There is never any writing on the wall. Prophets do not wander in from foreign lands, warning the righteous to fear the fury of the Lord. Hedge priests don’t crop up across the landscape, preaching about salvation and victory for the faithful in the next crusade. There are no visions on the road to Damascus. Middle-earth is devoid of all the trappings of religious prophecy and psychic phenomena.

Omens are almost always ill in The Lord of the Rings. When Merry says, “I will be ready, even if you bid me ride with you on the Paths of the Dead,” Theoden replies, “Speak not words of omen! For there may be more roads than one that could bear that name.”

The word “omen” occurs less than ten times in The Lord of the Rings, and it is never used of events such as birds taking flight, clouds moving in certain ways, or blood curling about entrails. Boromir says that Moria “is a name of ill omen”. Eomer tells Aragorn that Saruman’s “spies slip through every net, and his birds of ill omen are abroad in the sky”.

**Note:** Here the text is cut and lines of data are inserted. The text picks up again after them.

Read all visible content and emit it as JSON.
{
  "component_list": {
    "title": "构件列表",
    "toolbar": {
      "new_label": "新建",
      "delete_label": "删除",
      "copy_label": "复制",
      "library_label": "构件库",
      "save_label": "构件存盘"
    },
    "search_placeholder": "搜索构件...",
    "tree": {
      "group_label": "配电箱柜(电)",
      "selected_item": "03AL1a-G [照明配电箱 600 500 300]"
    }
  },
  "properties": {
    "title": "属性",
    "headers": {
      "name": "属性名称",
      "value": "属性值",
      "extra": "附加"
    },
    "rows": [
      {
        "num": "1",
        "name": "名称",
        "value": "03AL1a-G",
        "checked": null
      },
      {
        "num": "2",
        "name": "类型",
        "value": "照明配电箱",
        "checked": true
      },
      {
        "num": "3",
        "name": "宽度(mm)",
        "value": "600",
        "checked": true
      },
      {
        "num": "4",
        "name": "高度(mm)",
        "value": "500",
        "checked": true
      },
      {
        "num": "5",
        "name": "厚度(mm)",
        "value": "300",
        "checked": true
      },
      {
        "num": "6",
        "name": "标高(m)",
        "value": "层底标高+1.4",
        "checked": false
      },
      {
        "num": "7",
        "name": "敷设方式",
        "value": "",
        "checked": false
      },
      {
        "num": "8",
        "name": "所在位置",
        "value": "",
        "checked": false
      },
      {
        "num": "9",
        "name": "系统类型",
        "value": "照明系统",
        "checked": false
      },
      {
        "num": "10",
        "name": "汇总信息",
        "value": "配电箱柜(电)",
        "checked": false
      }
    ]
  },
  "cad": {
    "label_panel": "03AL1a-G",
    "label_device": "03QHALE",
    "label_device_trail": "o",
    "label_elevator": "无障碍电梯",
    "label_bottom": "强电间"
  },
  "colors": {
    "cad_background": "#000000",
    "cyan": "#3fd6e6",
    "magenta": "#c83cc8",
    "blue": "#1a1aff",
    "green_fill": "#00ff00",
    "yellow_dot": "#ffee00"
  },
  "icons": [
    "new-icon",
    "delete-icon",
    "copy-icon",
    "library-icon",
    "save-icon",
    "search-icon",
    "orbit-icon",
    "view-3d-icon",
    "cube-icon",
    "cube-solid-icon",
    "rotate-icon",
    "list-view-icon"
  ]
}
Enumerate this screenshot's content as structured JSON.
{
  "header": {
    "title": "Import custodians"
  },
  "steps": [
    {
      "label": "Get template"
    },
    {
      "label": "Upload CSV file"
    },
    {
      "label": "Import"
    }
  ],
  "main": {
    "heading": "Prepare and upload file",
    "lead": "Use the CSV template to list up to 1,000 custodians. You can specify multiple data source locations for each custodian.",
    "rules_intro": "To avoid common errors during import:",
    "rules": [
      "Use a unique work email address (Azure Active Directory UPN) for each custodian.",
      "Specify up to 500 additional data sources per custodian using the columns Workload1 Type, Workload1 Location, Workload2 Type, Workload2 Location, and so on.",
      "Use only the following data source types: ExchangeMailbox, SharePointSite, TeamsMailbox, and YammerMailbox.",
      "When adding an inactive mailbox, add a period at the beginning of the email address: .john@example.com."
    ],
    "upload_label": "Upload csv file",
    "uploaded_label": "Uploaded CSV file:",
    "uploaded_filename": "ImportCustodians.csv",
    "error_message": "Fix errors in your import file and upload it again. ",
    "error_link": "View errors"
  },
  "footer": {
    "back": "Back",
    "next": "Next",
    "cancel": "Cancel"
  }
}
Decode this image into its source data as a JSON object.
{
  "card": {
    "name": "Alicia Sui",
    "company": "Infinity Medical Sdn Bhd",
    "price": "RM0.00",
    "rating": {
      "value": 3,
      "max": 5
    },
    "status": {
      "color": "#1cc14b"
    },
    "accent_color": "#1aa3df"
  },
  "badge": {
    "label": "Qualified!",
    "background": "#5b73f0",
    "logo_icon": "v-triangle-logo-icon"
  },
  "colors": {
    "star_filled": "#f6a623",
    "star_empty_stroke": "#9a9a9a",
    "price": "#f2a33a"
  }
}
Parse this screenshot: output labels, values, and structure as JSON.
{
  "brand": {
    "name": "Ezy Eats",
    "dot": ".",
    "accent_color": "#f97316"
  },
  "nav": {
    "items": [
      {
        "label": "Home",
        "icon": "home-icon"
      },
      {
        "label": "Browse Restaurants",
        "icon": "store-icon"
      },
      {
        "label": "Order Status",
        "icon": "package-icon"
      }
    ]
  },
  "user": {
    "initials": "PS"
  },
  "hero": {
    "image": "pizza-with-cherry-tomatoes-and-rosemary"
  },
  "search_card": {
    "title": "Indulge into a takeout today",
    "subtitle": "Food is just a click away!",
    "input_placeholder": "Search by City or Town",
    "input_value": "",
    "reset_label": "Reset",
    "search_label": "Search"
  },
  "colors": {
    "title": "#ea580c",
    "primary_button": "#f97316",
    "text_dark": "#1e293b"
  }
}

Eomer does not mean that the sudden flight of birds is an omen, but rather that the birds, because of the purpose they serve, are themselves an ill omen. Their presence in the skies over Rohan portends of the war to come. But then, Eomer had plenty of similar omens to judge by: the marshaling of forces at Isengard, Saruman’s sending of Orcs across Rohan, and the influence Grima wielded at Edoras. Men like Eomer did not need supernatural warnings to tell them something was wrong.